The toys are diminutive gangsters with names like Smiley and Big Loco, which police officers say depict a lifestyle of crime.
"The toys are not for kids," one young woman says. "They promote gangs and violence."
One policeman says he's concerned the dolls will lure children into a dangerous existence.
"It bothers me that we are going to further glamorize this style of dress and some kids are gonna want to dress like this and have to pay for it with their life," he says.
Father Gregory Boyle, who has worked to rehabilitate gang members in Los Angeles, says the only threat from the toys is the negative image they portray. In his opinion, it takes a lot more to drive a child into a gang.
"No amount of images or little toys that you can create will lure a kid who's hopeful into a life that's pretty despondent," Boyle says.

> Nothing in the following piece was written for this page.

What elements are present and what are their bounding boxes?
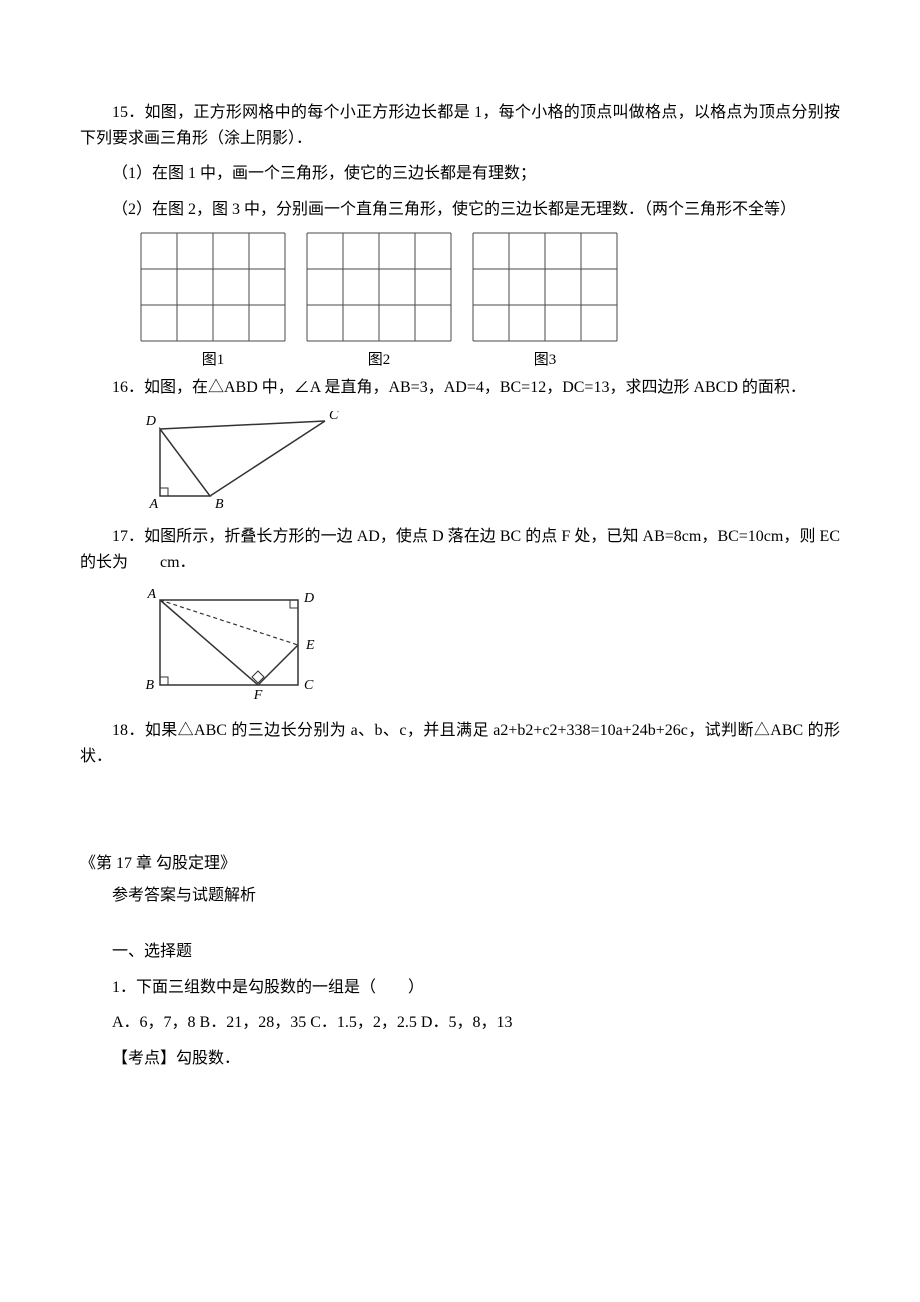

Ex-gang members at Father Boyle's Homebody Center laughed, saying they didn't believe the toys could pose a threat.
"Not really, because if they get one of those little G.I. Joes, are they gonna want to be a G.I. Joe, too? Want to join the Army? I don't think so," former gang member Gus Monica says.
Frank Saenz agrees.
"Kids want to join gangs because they want to join gangs - not because of little dolls like this..." Saenz says.
Over a million Homies have been sold in the last four months. Their creator says he doesn't push gangs. The toys, he says, are based on people he grew up with and are not tools for gang recruitment.